Charleston is one of the few cities able to boast that it thwarted two different Prohibition periods. During South Carolina’s Dispensary era from 1893-1907, liquor was lawfully sold only from state-approved locations in official bottles. Charleston’s answer was the “Blind Tiger”, in which patrons supposedly were paying to see an exotic animal show at a place of business that sold bootleg drinks in back rooms. During the federal Volstead Act of 1919-1933, Charleston wharves did a brisk trade in homemade hooch disguised in fishing and vegetable boats. The greatest testimonial to Charleston’s boozing determination can be found under police reports in early 1900’s city directories, in which thousands of gallons were confiscated by patrols and supposedly dumped down drains at the old Hutson Street station. The police captain who signed these reports was named Duffus, and anyone who believes the stuff was all disposed of is entitled to that name as well.
In defense of the drinking legacy, Charleston’s water supply was suspect for most of its history. There was no sewer system until the 1890’s, and the thousands of outhouse “privies” were constantly leeching pollution into the soil and water table. Cholera and typhoid fever were deadly water-borne diseases very common to the city, so pulling a cork was not only enjoyable, but often healthier as well. Today, we happily carry on the chuggling tradition – but only for the sake of history and our health, of course.

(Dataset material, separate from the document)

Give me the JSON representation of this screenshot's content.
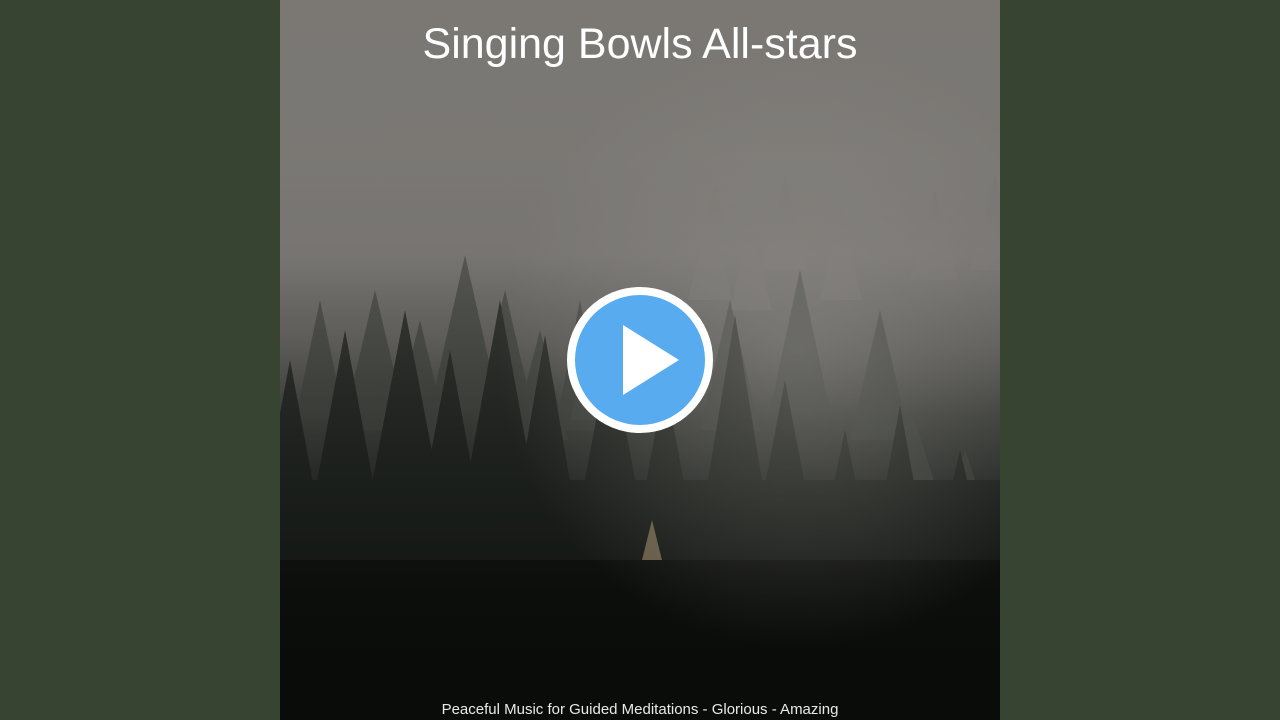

Many strollers notice the small lane off Meeting Street between Tradd Street and St. Michael’s Alley with the name Ropemakers. It actually was the site of Charles Snetter’s Rope Manufactory from the 1790’s until 1803. In the era before industrialization and steam power, rope was made by hand along long such “rope walks”. Workers would push an apparatus on wheels that would “lap” the long lengths of hemp and fiber, twisting strands into thick sections of ship rope or fishing net. In this method, the stress on the rope was dispersed evely among the twisted mass of strands, and to create length an mass suitable for hauling sails or ocking ships, workers would walk the equivalent of six or seven miles a day up and down the narrow lane. Much of the raw material used in the colonial period was hemp from the cannabis plant, which is better known as marijuana, and the same stuff they were working on Snetter’s walk was beig smoked in pipes at local taverns. The practice of making rope in this manner faded with steam-powered mechanisms that could do the work faster an more efficiently. Snetter did not live to see the day that his rope work would be made obsolete, and although he died in 1803, Charleston has “knot” forgotten him.
Among the distinctive sounds so fasmiliar to historic Charleston is the short, sharp squeak made by pressing thumbs along stretching palmetto fronds, as sweetgrass basket makers knit creative designs as they have for centuries. Waeving cominations of the aromatic sweetgrass with colorful patterns supplied by bull rush and long-leaf pine requires a binding stitch, and the tradtional binder is the flat, long leaf of the palmetto. Lowcountry families have carried on this ancient art whose genesis was in West Africa, and generations of descendants work meticulously on single baskets for hours, even days, to keep this cultural connection alive. What was once a functional creation meant for holding goods and food is mostly decorative today, but the common thread of ancestral history makes sweetgrass basket weaving much more important than just pleasing the eye. Sweetgrass baskets will never be mass produced, and are one of the most original and timeless forms of South Carolina art work. There is a great deal of skill and affection that goes into each basket, and each new weaving echoes with the sounds of an honored past.